1.ここから始まり
冷たい風が、真夜中の寂れた神社に吹き抜けた。
異様な光景だった。普通、こんな真夜中に、それもこんな寂れた神社に大勢の人が押しかけることなんてないだろう。
「今日、ようやくあいつらの中で高校最強が決まるらしいぜ」
「どうせ佐藤だろ、アイツが喧嘩で負けるなんて想像が出来ねえや」
「いやいや、全員に可能性はあると思うぜ」
神社へ集まったガラの悪い野次馬達は、好き好きに喋り出す。
応援しに来た者から噂を聞きつけた者まで、特に誰かが呼んだわけでもないのに、高校最強を決める喧嘩を見る為に人だかりができていた。
「こんな寒いのに、お前ら暇だな」
一際声の大きい男が、野次馬達をかき分けて境内に入った。今日のイベントの主役の一人、葛西雅人だ。
葛西は、来たる時に備えて準備運動を始める。
「おい葛西、俺達はお前が勝つ方に賭けてるんだから絶対勝てよ!」
野次馬の一部の奴らが、声を上げて葛西に伝える。葛西は勝手な奴らだと思いながらも、手をあげて野次馬達に向けて応えてやる。
葛西が到着してから少し時間が経ち、深夜零時に差し掛かろうとした時、主役が集まり始める。
「今日という日を待っとったで、雅人!」
次に境内に入ってきたのは、氷室武。葛西とは同じ高校ということもあり、葛西に対する対抗心が人一倍強い男だ。
「お前とは色々あったが今日で高校最後の喧嘩や、最後は勝たせてもらうわ。勿論、なんでもアリやな?」
氷室はそう言うと、持ってきた鉄パイプを地面に軽く打ち付ける。
野次馬達からざわめきが広がるが、そんなことは勝てればいい氷室にはどうでもよかった。
「いいよ、今回も俺がどうせ勝つんだが?」
「全く、毎回イラつくこと言うよなお前は」
二人が睨み合い、バチバチに火花を散らしていると。
「相変わらず早いですね」
落ち着いた声で、二人の間を割って入る男が来た。工藤純、喧嘩のできるインテリだ。別に高校最強の肩書きに興味はないが、自分の強さを証明するため、この場に来た。

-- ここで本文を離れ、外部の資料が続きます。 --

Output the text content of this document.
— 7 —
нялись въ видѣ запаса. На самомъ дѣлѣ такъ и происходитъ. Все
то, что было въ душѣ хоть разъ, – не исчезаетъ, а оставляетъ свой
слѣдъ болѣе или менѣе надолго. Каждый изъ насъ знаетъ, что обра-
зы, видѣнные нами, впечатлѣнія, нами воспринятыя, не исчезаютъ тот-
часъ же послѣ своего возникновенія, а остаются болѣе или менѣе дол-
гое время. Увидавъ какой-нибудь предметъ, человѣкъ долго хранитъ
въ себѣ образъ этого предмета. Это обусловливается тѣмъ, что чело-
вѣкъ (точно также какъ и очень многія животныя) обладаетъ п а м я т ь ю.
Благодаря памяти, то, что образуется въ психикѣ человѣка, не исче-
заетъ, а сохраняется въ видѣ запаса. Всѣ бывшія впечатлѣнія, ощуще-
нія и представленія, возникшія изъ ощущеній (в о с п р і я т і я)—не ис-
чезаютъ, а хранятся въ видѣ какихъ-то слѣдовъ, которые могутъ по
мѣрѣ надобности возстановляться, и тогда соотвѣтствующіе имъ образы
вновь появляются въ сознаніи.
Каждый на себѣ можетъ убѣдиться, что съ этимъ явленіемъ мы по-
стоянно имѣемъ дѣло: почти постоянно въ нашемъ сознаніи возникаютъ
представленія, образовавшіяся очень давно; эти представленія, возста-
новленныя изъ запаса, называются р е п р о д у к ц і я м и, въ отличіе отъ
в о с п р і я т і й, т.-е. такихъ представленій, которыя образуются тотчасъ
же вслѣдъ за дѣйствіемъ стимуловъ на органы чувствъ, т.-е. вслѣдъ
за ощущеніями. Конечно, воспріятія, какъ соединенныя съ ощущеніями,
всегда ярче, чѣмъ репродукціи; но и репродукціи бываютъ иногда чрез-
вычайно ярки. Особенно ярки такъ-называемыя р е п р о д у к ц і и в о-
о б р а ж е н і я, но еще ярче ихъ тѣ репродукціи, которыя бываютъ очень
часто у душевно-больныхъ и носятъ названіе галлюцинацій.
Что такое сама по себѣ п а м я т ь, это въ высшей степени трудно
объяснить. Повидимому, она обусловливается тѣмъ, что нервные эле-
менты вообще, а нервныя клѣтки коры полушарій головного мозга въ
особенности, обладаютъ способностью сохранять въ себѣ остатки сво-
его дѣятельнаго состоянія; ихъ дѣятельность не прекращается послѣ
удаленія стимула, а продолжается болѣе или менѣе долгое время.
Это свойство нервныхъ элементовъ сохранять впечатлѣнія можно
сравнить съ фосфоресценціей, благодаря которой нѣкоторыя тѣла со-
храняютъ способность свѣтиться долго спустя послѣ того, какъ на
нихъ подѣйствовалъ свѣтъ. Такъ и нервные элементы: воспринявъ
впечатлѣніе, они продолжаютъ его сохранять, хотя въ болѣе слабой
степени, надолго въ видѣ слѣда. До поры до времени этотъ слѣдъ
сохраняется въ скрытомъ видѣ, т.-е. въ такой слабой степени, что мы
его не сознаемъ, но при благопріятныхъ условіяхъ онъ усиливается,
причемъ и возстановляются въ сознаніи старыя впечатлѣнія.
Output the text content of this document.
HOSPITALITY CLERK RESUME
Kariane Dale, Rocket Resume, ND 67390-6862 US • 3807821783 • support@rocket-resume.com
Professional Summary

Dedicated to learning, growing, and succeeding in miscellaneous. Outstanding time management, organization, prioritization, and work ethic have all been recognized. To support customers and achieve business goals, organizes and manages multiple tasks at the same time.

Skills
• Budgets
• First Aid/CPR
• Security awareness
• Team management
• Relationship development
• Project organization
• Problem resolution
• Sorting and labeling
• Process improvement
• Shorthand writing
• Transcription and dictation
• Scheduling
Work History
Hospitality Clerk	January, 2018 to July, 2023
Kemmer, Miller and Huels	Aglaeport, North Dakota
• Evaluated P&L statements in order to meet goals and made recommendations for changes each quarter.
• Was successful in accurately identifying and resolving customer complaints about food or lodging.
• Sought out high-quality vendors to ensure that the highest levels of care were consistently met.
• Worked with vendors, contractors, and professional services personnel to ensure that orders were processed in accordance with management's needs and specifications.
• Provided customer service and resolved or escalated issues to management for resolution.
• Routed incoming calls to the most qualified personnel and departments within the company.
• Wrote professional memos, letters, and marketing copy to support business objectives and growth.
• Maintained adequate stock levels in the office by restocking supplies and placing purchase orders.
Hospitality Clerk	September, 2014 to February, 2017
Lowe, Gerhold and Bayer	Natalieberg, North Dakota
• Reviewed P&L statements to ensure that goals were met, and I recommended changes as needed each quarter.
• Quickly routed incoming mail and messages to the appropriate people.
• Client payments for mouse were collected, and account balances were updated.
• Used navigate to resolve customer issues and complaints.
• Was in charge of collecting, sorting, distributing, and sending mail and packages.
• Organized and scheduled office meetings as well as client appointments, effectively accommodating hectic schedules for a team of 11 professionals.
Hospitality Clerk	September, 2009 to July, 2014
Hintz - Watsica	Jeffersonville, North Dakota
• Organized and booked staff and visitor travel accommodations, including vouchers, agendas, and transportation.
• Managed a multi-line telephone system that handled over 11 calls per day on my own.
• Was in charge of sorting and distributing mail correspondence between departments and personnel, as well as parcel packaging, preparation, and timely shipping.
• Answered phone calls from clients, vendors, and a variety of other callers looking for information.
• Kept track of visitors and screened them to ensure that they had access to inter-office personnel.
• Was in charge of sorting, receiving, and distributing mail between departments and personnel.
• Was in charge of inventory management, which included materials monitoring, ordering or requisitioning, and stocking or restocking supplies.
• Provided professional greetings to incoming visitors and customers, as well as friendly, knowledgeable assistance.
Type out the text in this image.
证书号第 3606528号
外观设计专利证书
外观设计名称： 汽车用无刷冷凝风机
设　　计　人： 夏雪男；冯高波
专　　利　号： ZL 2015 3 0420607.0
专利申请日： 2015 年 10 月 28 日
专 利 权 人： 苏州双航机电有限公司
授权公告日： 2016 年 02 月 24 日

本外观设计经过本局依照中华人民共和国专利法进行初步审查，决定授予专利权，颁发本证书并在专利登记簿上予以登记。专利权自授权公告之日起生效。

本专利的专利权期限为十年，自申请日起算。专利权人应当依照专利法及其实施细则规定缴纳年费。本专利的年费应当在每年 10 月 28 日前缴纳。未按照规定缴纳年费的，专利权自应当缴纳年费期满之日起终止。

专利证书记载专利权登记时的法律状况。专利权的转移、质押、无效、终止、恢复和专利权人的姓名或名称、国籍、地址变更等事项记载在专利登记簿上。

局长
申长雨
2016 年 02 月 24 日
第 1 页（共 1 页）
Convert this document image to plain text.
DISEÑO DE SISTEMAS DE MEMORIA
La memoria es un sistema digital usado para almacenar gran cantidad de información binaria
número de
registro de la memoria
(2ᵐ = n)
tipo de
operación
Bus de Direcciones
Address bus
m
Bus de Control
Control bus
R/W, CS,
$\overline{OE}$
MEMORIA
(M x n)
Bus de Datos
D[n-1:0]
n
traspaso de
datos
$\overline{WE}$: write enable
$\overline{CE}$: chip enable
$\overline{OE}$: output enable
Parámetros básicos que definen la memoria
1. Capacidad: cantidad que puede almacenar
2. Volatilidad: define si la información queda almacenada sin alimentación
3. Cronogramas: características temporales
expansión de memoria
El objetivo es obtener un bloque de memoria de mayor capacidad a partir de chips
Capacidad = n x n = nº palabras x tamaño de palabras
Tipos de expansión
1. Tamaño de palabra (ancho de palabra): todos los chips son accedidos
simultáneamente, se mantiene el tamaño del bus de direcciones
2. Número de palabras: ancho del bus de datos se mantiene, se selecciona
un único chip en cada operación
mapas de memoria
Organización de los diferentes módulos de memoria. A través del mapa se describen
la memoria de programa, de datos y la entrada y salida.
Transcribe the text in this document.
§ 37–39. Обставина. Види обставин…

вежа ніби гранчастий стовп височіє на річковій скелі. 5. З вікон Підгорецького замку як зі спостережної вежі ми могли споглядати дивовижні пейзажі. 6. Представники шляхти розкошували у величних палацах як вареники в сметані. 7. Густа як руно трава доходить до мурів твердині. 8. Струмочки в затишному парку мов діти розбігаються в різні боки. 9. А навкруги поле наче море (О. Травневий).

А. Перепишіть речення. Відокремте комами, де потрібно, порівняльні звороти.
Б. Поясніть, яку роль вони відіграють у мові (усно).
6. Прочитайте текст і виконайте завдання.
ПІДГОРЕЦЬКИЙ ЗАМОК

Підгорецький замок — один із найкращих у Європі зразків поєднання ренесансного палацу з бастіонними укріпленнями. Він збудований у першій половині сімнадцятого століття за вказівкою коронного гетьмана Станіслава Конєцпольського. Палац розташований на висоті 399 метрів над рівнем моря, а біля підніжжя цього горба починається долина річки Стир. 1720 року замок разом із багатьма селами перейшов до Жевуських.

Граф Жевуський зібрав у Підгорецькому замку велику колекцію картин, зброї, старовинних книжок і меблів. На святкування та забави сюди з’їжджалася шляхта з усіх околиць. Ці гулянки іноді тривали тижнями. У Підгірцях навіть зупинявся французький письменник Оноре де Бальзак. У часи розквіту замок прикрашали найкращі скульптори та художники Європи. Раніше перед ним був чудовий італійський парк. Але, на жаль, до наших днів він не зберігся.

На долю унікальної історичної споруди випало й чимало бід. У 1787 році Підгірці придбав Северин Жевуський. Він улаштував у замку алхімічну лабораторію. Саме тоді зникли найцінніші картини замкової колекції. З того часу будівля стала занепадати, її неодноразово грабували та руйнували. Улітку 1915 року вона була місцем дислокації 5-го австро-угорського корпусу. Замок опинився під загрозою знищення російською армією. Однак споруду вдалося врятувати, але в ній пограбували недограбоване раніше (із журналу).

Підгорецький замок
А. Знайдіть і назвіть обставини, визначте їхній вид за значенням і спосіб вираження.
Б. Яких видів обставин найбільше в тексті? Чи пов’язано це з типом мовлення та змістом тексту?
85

「氷室さん、またそんなもの使って、プライドはないんですか?」
「うるさいわクソメガネ、勝ちゃええやろが」
工藤は氷室に軽口を叩くが、別に卑怯などと言う気はない。ルール無用の喧嘩である以上、ここでは勝者こそが正義だ。
三人が話をしていると、少し遅れて眠そうな男が境内に入る。最後の一人、佐藤拓真である。佐藤は無言のまま三人を一瞥すると、上着を脱ぎ棄て戦闘体制に入った。
「今日で本当に最後だ。ルールは最後まで立っていた奴が勝者のデスマッチ、お互いに恨みっこは無しなんだが?」
葛西は、全員の顔を伺いながら確認を取った。最後の喧嘩が楽しみでたまらないのか、葛西の表情から少し笑みが溢れている。
「いや待てや雅人、さっきは見逃してやったがお前はそのだが? とかいう口癖どうにかせぇや、めっちゃ気色悪いわ」
しかし、折角場が整ったというのに、氷室は水を差すように言う。
「それを言うなら、氷室さんもそのエセ関西弁はどうにか出来ませんか?」
「しゃあないやろ、親父の生まれが関西なんやからうつってもうたんや」
「……喋りにきたわけじゃない、さっさと始めよう」
先程まで無口だった佐藤が口を開いたところで、佐藤のピリッとした気迫を三人は勘づいたようで身構えた。野次馬達も固唾を飲んで見守り、境内には静寂が訪れた。
静かな神社の境内には四人の男が立っているだけだ、もはや言葉はいらない、ここに来るまでに十分語り尽くした。側から見ればくだらない、無意味な喧嘩だが、しかし四人にとっては大きな意味を持つ最後の勝負が始まろうとしていた。
――‼
全員が仕掛けようとした刹那、辺り一帯が光に包まれる。四人は声を上げる暇もなく意識を失った。